Kind of a weird thing to say when the domain is web frontend where the default (which this wraps) is JS, another “scripting language”, to the extent that label actually means anything (which it mostly doesn’t.)
Why not? Someone has found a way to fit a square peg into a round hole, your round pegs still work the same as they did before, people just have more options now.
I haven't worked with Python in many years now. Do people not use Django or Flask anymore? What's the recommended web stack, and where does this one fit in?
I still use Django, and I love it, but it can be a bit of a heavyweight framework. I wouldn't call it cumbersome, but I couldn't imagine using it to build a single page web app without a backend for example, it's just a bit overkill.
I'd see this as more like Svelte (or at least the projects I'd usually build with Svelte I might consider this for instead).
Reminds me of some of the crazy stuff microsoft tried with ASP and ASP.NET back in the day that made it really hard to build applications in a disciplined way.

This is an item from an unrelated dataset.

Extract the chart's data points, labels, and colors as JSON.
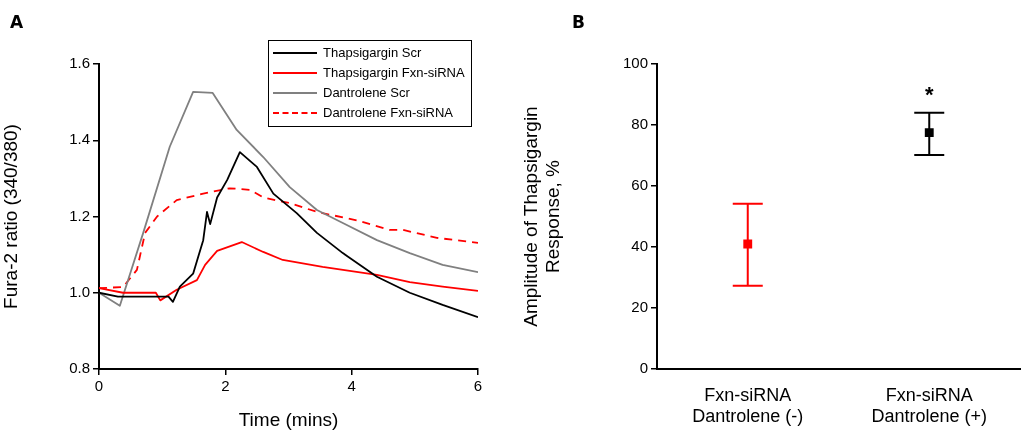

I love this style of web development. I'll go to lengths to avoid doing anything {Java,Type}Script when building web applications. My last favorite was Seaside w/ Smalltalk – not quite the same thing as this project though (Seaside works mostly server side).
I don’t think this is a good idea, playing with the components there’s like a whole second for the checkbox to change status.. I don’t think python is even a good tool for ML/AI either. Maybe to prototype a UI but to be used in the wild, I don’t think so.
- you still use html and a templating language for the views
- it mostly looks like old ssr code but you can transparently call methods on the server (like meteorjs)
- you get one of the best ORMs in existence with great relationship handling and generated admins
https://www.django-unicorn.com/examples/search
Not 1.0 yet but I'm using it in production and omgosh is it easy to crank out UIs.